We are in the middle of creating some market research and consumer insight content for this website. Anyone working in marketing gains some experience in this area. But not everyone visiting this site will have worked in marketing. So how do you explain market research and consumer insights to non-marketing people? How do you go about working with market researchers and research agencies? And why is that when you work with them, very often market researchers drive you crazy?
So first off, there’s that name – consumer insights. Most non-marketers probably know the subject better as market research. Putting both terms in Google Trends shows that “Market Research” appears 60 times more often than “Consumer Insight” as a search term. So with the philosophy of marketing being about giving people what they want, we are going to use “Market Research” as the main way of referring to this subject.
People who work in consumer insights / market research often prefer the term ‘consumer insights’. It’s ironic that ;the voice of the consumer’ find it hard to use the term that their own internal consumer use.
Working with market researchers
This got us thinking. Why do ‘market researchers’ not like calling themselves ‘market researchers’? We see two reasons.
1. Market research has become associated with intrusive behaviours. The ‘on the street with a clipboard’ crew who get in your way when you’re running to catch that bus. There’s the ‘hey, we just calling right when you are in the middle of making dinner to see if you’d answer questions on home insurance’ bunch too. Consumers are suspicious these guys are using ‘market research’ as a way to sell you stuff right? The industry has got much better at weeding out intrusive behaviours like this, but the public perception of market research still persists. We can see this as a valid reason for wanting to be not be called “market research”.
2. However, there’s also the type of people who are attracted into working in consumer insights. We base this admittedly un-statistically verified perception on the experience of working with probably around a few hundred ‘consumer insight’ people over the years. Almost without fail, you’ll find that people who work in this area are smart and technically knowledgeable. It does take a certain amount of expertise and skill to do market research properly. But OMG, don’t they just love reminding you of how smart and knowledgeable they are?
Nine times out of ten, you’ll find smug cleverness that runs through market research professionals. “Oh no no no, you can’t possibly conclude that from this report” they tell you.

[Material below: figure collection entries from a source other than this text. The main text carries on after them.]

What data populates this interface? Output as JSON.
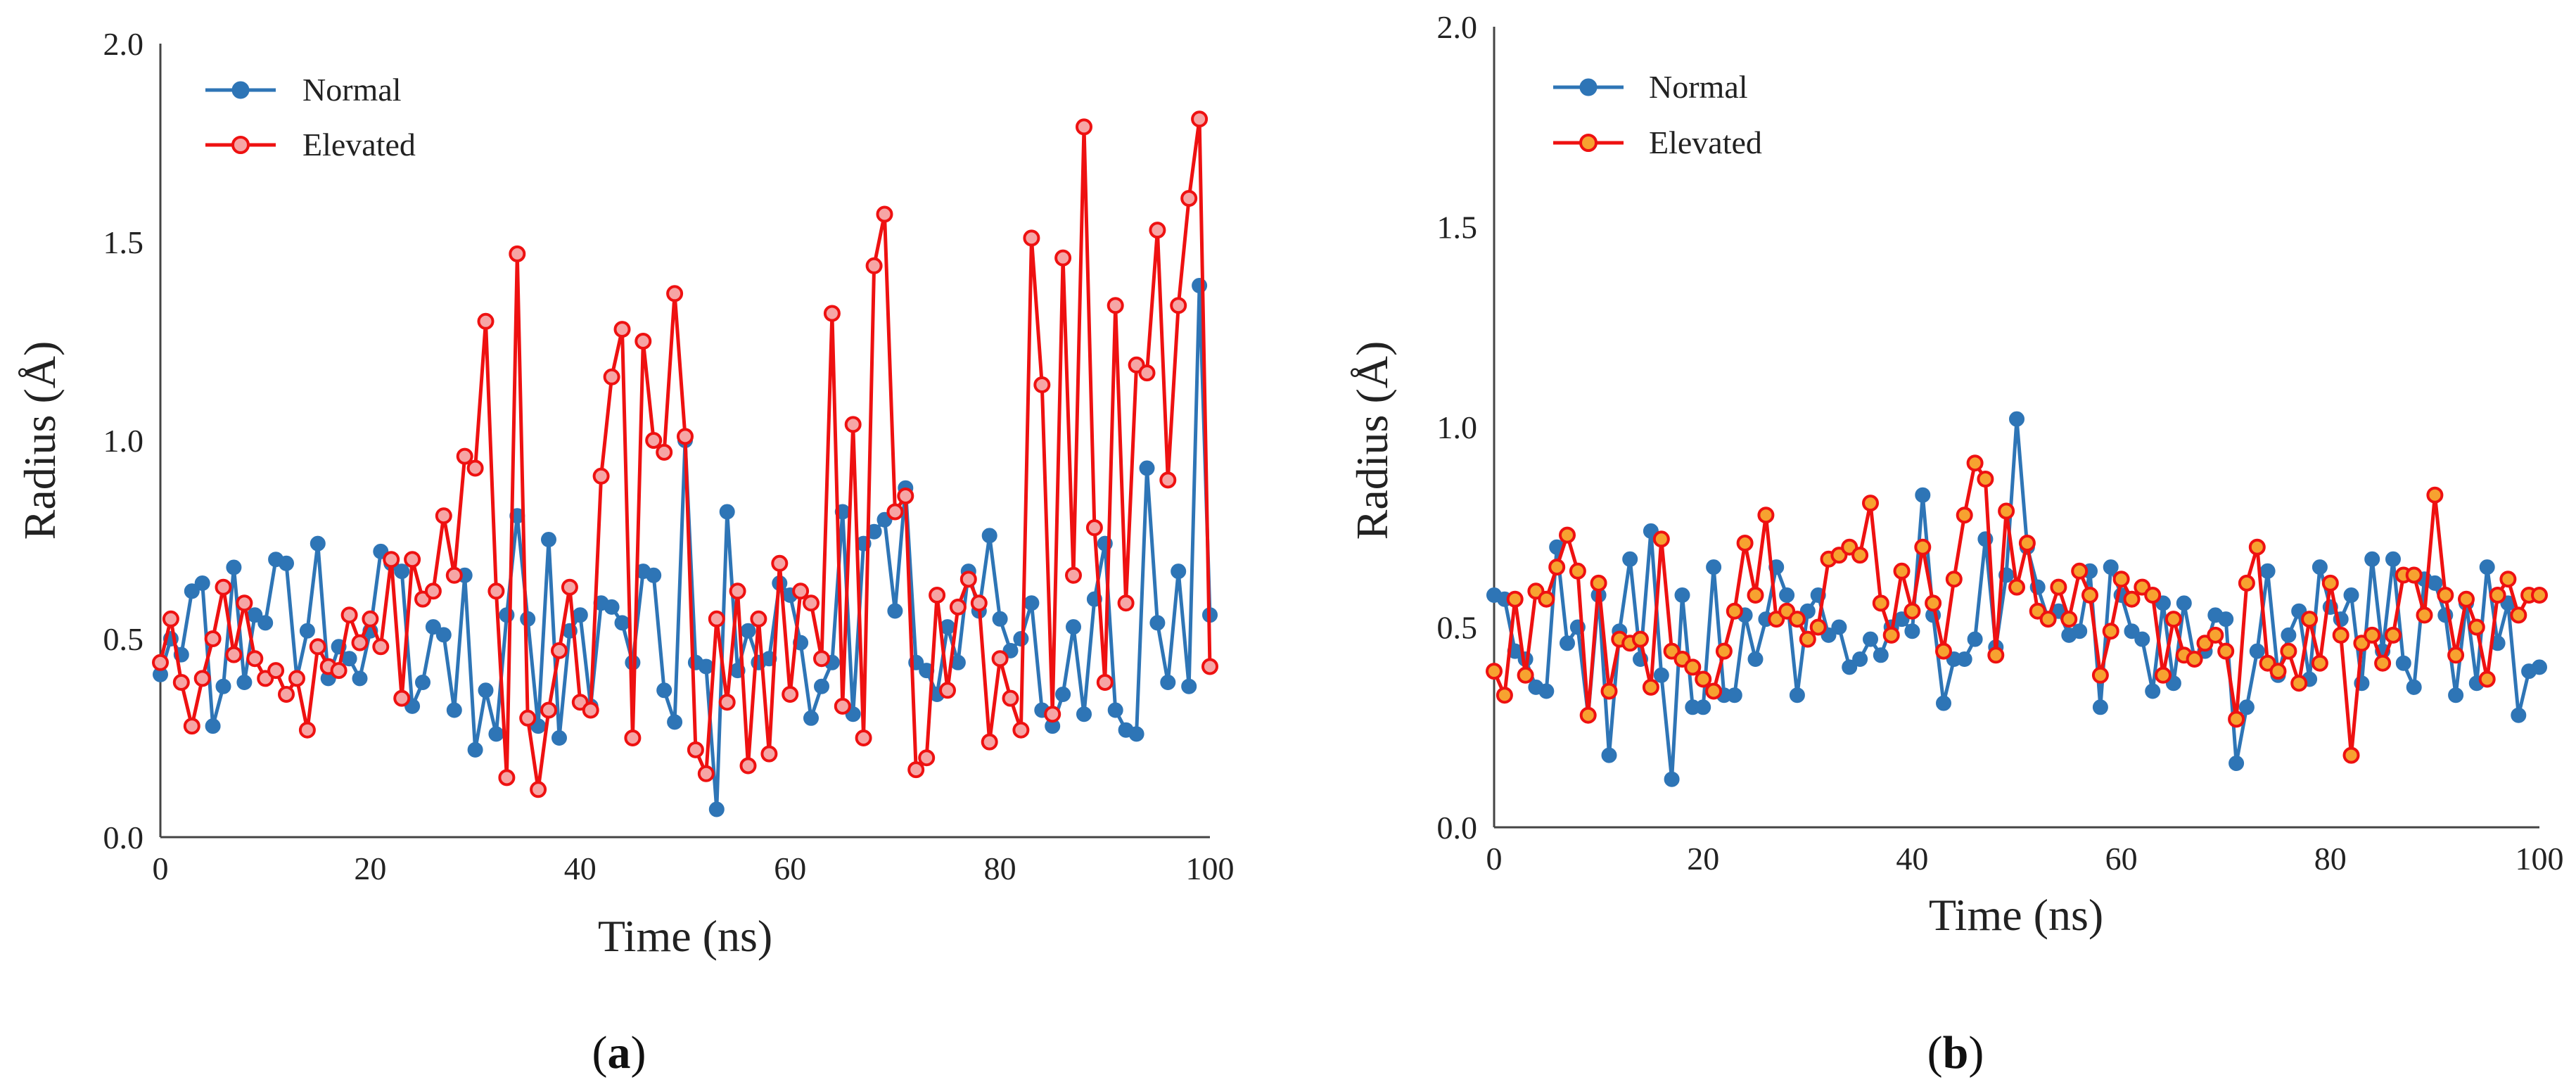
{
  "chart_data": [
    {
      "type": "line",
      "panel_label": {
        "open": "(",
        "letter": "a",
        "close": ")"
      },
      "xlabel": "Time (ns)",
      "ylabel": "Radius (Å)",
      "xlim": [
        0,
        100
      ],
      "ylim": [
        0,
        2.0
      ],
      "xticks": [
        "0",
        "20",
        "40",
        "60",
        "80",
        "100"
      ],
      "yticks": [
        "0.0",
        "0.5",
        "1.0",
        "1.5",
        "2.0"
      ],
      "legend_position": "top-left",
      "colors": {
        "Normal": "#2e75b6",
        "Elevated": "#ee1111",
        "elevated_fill": "#f6a5a5",
        "normal_fill": "#2e75b6"
      },
      "series": [
        {
          "name": "Normal",
          "x": [
            0,
            1,
            2,
            3,
            4,
            5,
            6,
            7,
            8,
            9,
            10,
            11,
            12,
            13,
            14,
            15,
            16,
            17,
            18,
            19,
            20,
            21,
            22,
            23,
            24,
            25,
            26,
            27,
            28,
            29,
            30,
            31,
            32,
            33,
            34,
            35,
            36,
            37,
            38,
            39,
            40,
            41,
            42,
            43,
            44,
            45,
            46,
            47,
            48,
            49,
            50,
            51,
            52,
            53,
            54,
            55,
            56,
            57,
            58,
            59,
            60,
            61,
            62,
            63,
            64,
            65,
            66,
            67,
            68,
            69,
            70,
            71,
            72,
            73,
            74,
            75,
            76,
            77,
            78,
            79,
            80,
            81,
            82,
            83,
            84,
            85,
            86,
            87,
            88,
            89,
            90,
            91,
            92,
            93,
            94,
            95,
            96,
            97,
            98,
            99,
            100
          ],
          "values": [
            0.41,
            0.5,
            0.46,
            0.62,
            0.64,
            0.28,
            0.38,
            0.68,
            0.39,
            0.56,
            0.54,
            0.7,
            0.69,
            0.4,
            0.52,
            0.74,
            0.4,
            0.48,
            0.45,
            0.4,
            0.52,
            0.72,
            0.69,
            0.67,
            0.33,
            0.39,
            0.53,
            0.51,
            0.32,
            0.66,
            0.22,
            0.37,
            0.26,
            0.56,
            0.81,
            0.55,
            0.28,
            0.75,
            0.25,
            0.52,
            0.56,
            0.33,
            0.59,
            0.58,
            0.54,
            0.44,
            0.67,
            0.66,
            0.37,
            0.29,
            1.0,
            0.44,
            0.43,
            0.07,
            0.82,
            0.42,
            0.52,
            0.44,
            0.45,
            0.64,
            0.61,
            0.49,
            0.3,
            0.38,
            0.44,
            0.82,
            0.31,
            0.74,
            0.77,
            0.8,
            0.57,
            0.88,
            0.44,
            0.42,
            0.36,
            0.53,
            0.44,
            0.67,
            0.57,
            0.76,
            0.55,
            0.47,
            0.5,
            0.59,
            0.32,
            0.28,
            0.36,
            0.53,
            0.31,
            0.6,
            0.74,
            0.32,
            0.27,
            0.26,
            0.93,
            0.54,
            0.39,
            0.67,
            0.38,
            1.39,
            0.56
          ]
        },
        {
          "name": "Elevated",
          "x": [
            0,
            1,
            2,
            3,
            4,
            5,
            6,
            7,
            8,
            9,
            10,
            11,
            12,
            13,
            14,
            15,
            16,
            17,
            18,
            19,
            20,
            21,
            22,
            23,
            24,
            25,
            26,
            27,
            28,
            29,
            30,
            31,
            32,
            33,
            34,
            35,
            36,
            37,
            38,
            39,
            40,
            41,
            42,
            43,
            44,
            45,
            46,
            47,
            48,
            49,
            50,
            51,
            52,
            53,
            54,
            55,
            56,
            57,
            58,
            59,
            60,
            61,
            62,
            63,
            64,
            65,
            66,
            67,
            68,
            69,
            70,
            71,
            72,
            73,
            74,
            75,
            76,
            77,
            78,
            79,
            80,
            81,
            82,
            83,
            84,
            85,
            86,
            87,
            88,
            89,
            90,
            91,
            92,
            93,
            94,
            95,
            96,
            97,
            98,
            99,
            100
          ],
          "values": [
            0.44,
            0.55,
            0.39,
            0.28,
            0.4,
            0.5,
            0.63,
            0.46,
            0.59,
            0.45,
            0.4,
            0.42,
            0.36,
            0.4,
            0.27,
            0.48,
            0.43,
            0.42,
            0.56,
            0.49,
            0.55,
            0.48,
            0.7,
            0.35,
            0.7,
            0.6,
            0.62,
            0.81,
            0.66,
            0.96,
            0.93,
            1.3,
            0.62,
            0.15,
            1.47,
            0.3,
            0.12,
            0.32,
            0.47,
            0.63,
            0.34,
            0.32,
            0.91,
            1.16,
            1.28,
            0.25,
            1.25,
            1.0,
            0.97,
            1.37,
            1.01,
            0.22,
            0.16,
            0.55,
            0.34,
            0.62,
            0.18,
            0.55,
            0.21,
            0.69,
            0.36,
            0.62,
            0.59,
            0.45,
            1.32,
            0.33,
            1.04,
            0.25,
            1.44,
            1.57,
            0.82,
            0.86,
            0.17,
            0.2,
            0.61,
            0.37,
            0.58,
            0.65,
            0.59,
            0.24,
            0.45,
            0.35,
            0.27,
            1.51,
            1.14,
            0.31,
            1.46,
            0.66,
            1.79,
            0.78,
            0.39,
            1.34,
            0.59,
            1.19,
            1.17,
            1.53,
            0.9,
            1.34,
            1.61,
            1.81,
            0.43
          ]
        }
      ]
    },
    {
      "type": "line",
      "panel_label": {
        "open": "(",
        "letter": "b",
        "close": ")"
      },
      "xlabel": "Time (ns)",
      "ylabel": "Radius (Å)",
      "xlim": [
        0,
        100
      ],
      "ylim": [
        0,
        2.0
      ],
      "xticks": [
        "0",
        "20",
        "40",
        "60",
        "80",
        "100"
      ],
      "yticks": [
        "0.0",
        "0.5",
        "1.0",
        "1.5",
        "2.0"
      ],
      "legend_position": "top-left",
      "colors": {
        "Normal": "#2e75b6",
        "Elevated": "#ee1111",
        "elevated_fill": "#f7a230",
        "normal_fill": "#2e75b6"
      },
      "series": [
        {
          "name": "Normal",
          "x": [
            0,
            1,
            2,
            3,
            4,
            5,
            6,
            7,
            8,
            9,
            10,
            11,
            12,
            13,
            14,
            15,
            16,
            17,
            18,
            19,
            20,
            21,
            22,
            23,
            24,
            25,
            26,
            27,
            28,
            29,
            30,
            31,
            32,
            33,
            34,
            35,
            36,
            37,
            38,
            39,
            40,
            41,
            42,
            43,
            44,
            45,
            46,
            47,
            48,
            49,
            50,
            51,
            52,
            53,
            54,
            55,
            56,
            57,
            58,
            59,
            60,
            61,
            62,
            63,
            64,
            65,
            66,
            67,
            68,
            69,
            70,
            71,
            72,
            73,
            74,
            75,
            76,
            77,
            78,
            79,
            80,
            81,
            82,
            83,
            84,
            85,
            86,
            87,
            88,
            89,
            90,
            91,
            92,
            93,
            94,
            95,
            96,
            97,
            98,
            99,
            100
          ],
          "values": [
            0.58,
            0.57,
            0.44,
            0.42,
            0.35,
            0.34,
            0.7,
            0.46,
            0.5,
            0.28,
            0.58,
            0.18,
            0.49,
            0.67,
            0.42,
            0.74,
            0.38,
            0.12,
            0.58,
            0.3,
            0.3,
            0.65,
            0.33,
            0.33,
            0.53,
            0.42,
            0.52,
            0.65,
            0.58,
            0.33,
            0.54,
            0.58,
            0.48,
            0.5,
            0.4,
            0.42,
            0.47,
            0.43,
            0.5,
            0.52,
            0.49,
            0.83,
            0.53,
            0.31,
            0.42,
            0.42,
            0.47,
            0.72,
            0.45,
            0.63,
            1.02,
            0.7,
            0.6,
            0.52,
            0.54,
            0.48,
            0.49,
            0.64,
            0.3,
            0.65,
            0.58,
            0.49,
            0.47,
            0.34,
            0.56,
            0.36,
            0.56,
            0.42,
            0.44,
            0.53,
            0.52,
            0.16,
            0.3,
            0.44,
            0.64,
            0.38,
            0.48,
            0.54,
            0.37,
            0.65,
            0.55,
            0.52,
            0.58,
            0.36,
            0.67,
            0.44,
            0.67,
            0.41,
            0.35,
            0.62,
            0.61,
            0.53,
            0.33,
            0.56,
            0.36,
            0.65,
            0.46,
            0.56,
            0.28,
            0.39,
            0.4
          ]
        },
        {
          "name": "Elevated",
          "x": [
            0,
            1,
            2,
            3,
            4,
            5,
            6,
            7,
            8,
            9,
            10,
            11,
            12,
            13,
            14,
            15,
            16,
            17,
            18,
            19,
            20,
            21,
            22,
            23,
            24,
            25,
            26,
            27,
            28,
            29,
            30,
            31,
            32,
            33,
            34,
            35,
            36,
            37,
            38,
            39,
            40,
            41,
            42,
            43,
            44,
            45,
            46,
            47,
            48,
            49,
            50,
            51,
            52,
            53,
            54,
            55,
            56,
            57,
            58,
            59,
            60,
            61,
            62,
            63,
            64,
            65,
            66,
            67,
            68,
            69,
            70,
            71,
            72,
            73,
            74,
            75,
            76,
            77,
            78,
            79,
            80,
            81,
            82,
            83,
            84,
            85,
            86,
            87,
            88,
            89,
            90,
            91,
            92,
            93,
            94,
            95,
            96,
            97,
            98,
            99,
            100
          ],
          "values": [
            0.39,
            0.33,
            0.57,
            0.38,
            0.59,
            0.57,
            0.65,
            0.73,
            0.64,
            0.28,
            0.61,
            0.34,
            0.47,
            0.46,
            0.47,
            0.35,
            0.72,
            0.44,
            0.42,
            0.4,
            0.37,
            0.34,
            0.44,
            0.54,
            0.71,
            0.58,
            0.78,
            0.52,
            0.54,
            0.52,
            0.47,
            0.5,
            0.67,
            0.68,
            0.7,
            0.68,
            0.81,
            0.56,
            0.48,
            0.64,
            0.54,
            0.7,
            0.56,
            0.44,
            0.62,
            0.78,
            0.91,
            0.87,
            0.43,
            0.79,
            0.6,
            0.71,
            0.54,
            0.52,
            0.6,
            0.52,
            0.64,
            0.58,
            0.38,
            0.49,
            0.62,
            0.57,
            0.6,
            0.58,
            0.38,
            0.52,
            0.43,
            0.42,
            0.46,
            0.48,
            0.44,
            0.27,
            0.61,
            0.7,
            0.41,
            0.39,
            0.44,
            0.36,
            0.52,
            0.41,
            0.61,
            0.48,
            0.18,
            0.46,
            0.48,
            0.41,
            0.48,
            0.63,
            0.63,
            0.53,
            0.83,
            0.58,
            0.43,
            0.57,
            0.5,
            0.37,
            0.58,
            0.62,
            0.53,
            0.58,
            0.58
          ]
        }
      ]
    }
  ]
}
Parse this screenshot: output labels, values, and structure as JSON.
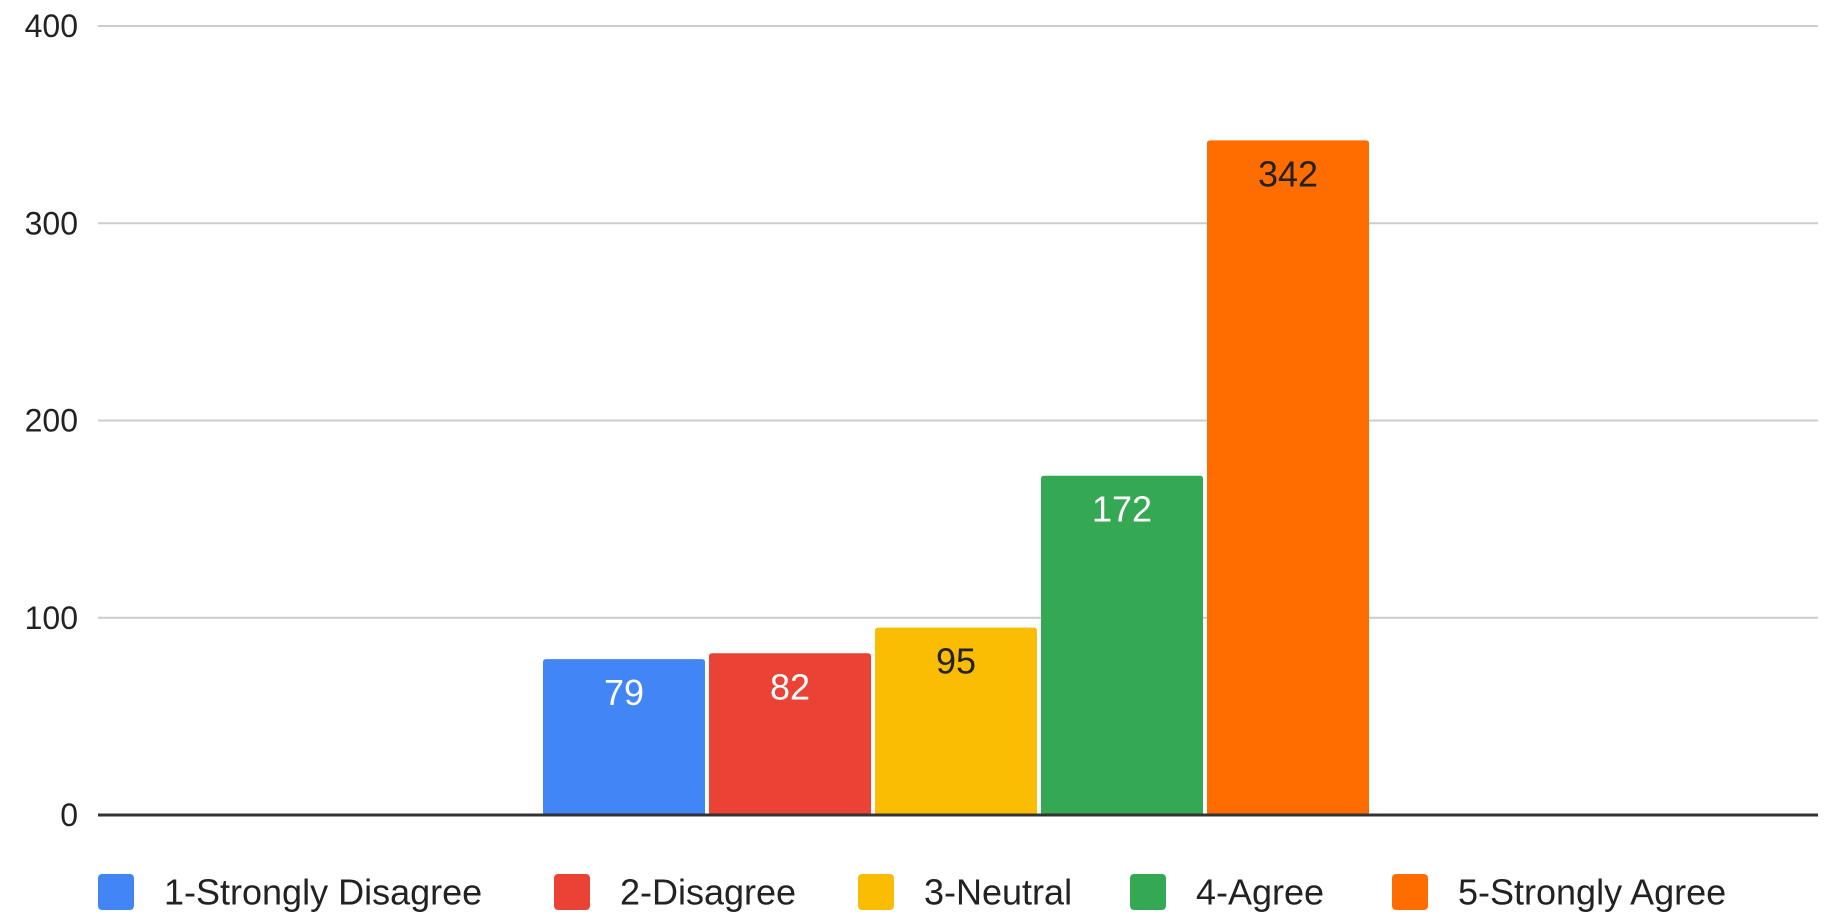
{
  "chart_data": {
    "type": "bar",
    "title": "",
    "xlabel": "",
    "ylabel": "",
    "ylim": [
      0,
      400
    ],
    "yticks": [
      0,
      100,
      200,
      300,
      400
    ],
    "grid": true,
    "legend_position": "bottom-left",
    "categories": [
      ""
    ],
    "series": [
      {
        "name": "1-Strongly Disagree",
        "values": [
          79
        ],
        "color": "#4285f4",
        "label_color": "#ffffff"
      },
      {
        "name": "2-Disagree",
        "values": [
          82
        ],
        "color": "#ea4335",
        "label_color": "#ffffff"
      },
      {
        "name": "3-Neutral",
        "values": [
          95
        ],
        "color": "#fbbc04",
        "label_color": "#222222"
      },
      {
        "name": "4-Agree",
        "values": [
          172
        ],
        "color": "#34a853",
        "label_color": "#ffffff"
      },
      {
        "name": "5-Strongly Agree",
        "values": [
          342
        ],
        "color": "#ff6d01",
        "label_color": "#222222"
      }
    ]
  }
}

Because some other report from 2 years ago stated something completely different. ‘Oh, of course, 3 months data is not nearly enough to mark this out as a trend, we’ll need at least another 9 months before we can confirm the assumption” they’ll tell you. With a slightly superior air like the teacher at school correcting you on getting something wrong. Thanks.
The 3 traits of market researchers that will drive you crazy
Well, actually, these are 3 traits of market researchers that drive us crazy as long-term customers of market research professionals. But we don’t think we’ll be alone in calling these out.
Long long long reports
50+ pages seems to be the norm. But we’ve seen reports (with appendices) reach up towards 300 pages in some cases – which end up getting filed in a drawer or a shared drive somewhere never to be read again. And why do you waste the first 20 pages / 20 minutes going over the methodology? That should have all been agreed up front and is worth about 5 minutes at the most.
Recommendations that fall into the ‘damn obvious’ camp – “this brand needs to grow awareness / consideration / trial’ etc” – well, duh. Or are meaningless. Our favourite ever when one very junior agency person told us “this brand needs to do more to grow sales” (er, what did you think we were trying to do?). Also, recommendations that are not actually connected in to the realities of the brand owner – particularly if connected to for example price/cost considerations or investments required in advertising or NPD.
Fear of committing to a decision
So many hypotheses but frequently, no actual commitment to a recommendation. This ‘might’ be the case, or that ‘could’ be true. Well, we probably knew that before you did the market research, wasn’t the point of the research to give us more certainty?
Now anyone working in market research reading this might be feeling a rising sense of indignation. You might be ready to throw back the ‘you can’t say that about all market researchers’ (of course, what they would actually say would be ‘you can’t say that about all consumer insight people’). And they’d be right. But we can say it about most market researchers. We’ll get back to you with the statistically robust sample later.
The one thing we wished market researchers did more often
That’s not to say, we haven’t met people working in market research who have been commercially savvy and decisive. But we’ve generally always found the best ones, have spent some time doing something else in their career other than being a market researcher. A few years as a brand manager or marketing manager, and then go back into market research. Those type of people are actually quite rare, but every one of them we’ve come across has been able to make much better recommendations back into marketing teams.
We don’t mean to beat up too much on market researchers, (though it’s fun). When they get it right, they fulfil a very important purpose for the business. Their insights can generate activities worth millions of dollars or stop ideas doomed to failure ever getting off the ground. But if only they could work harder on really talking like consumers, they’d have so much more impact on the marketing teams they work with.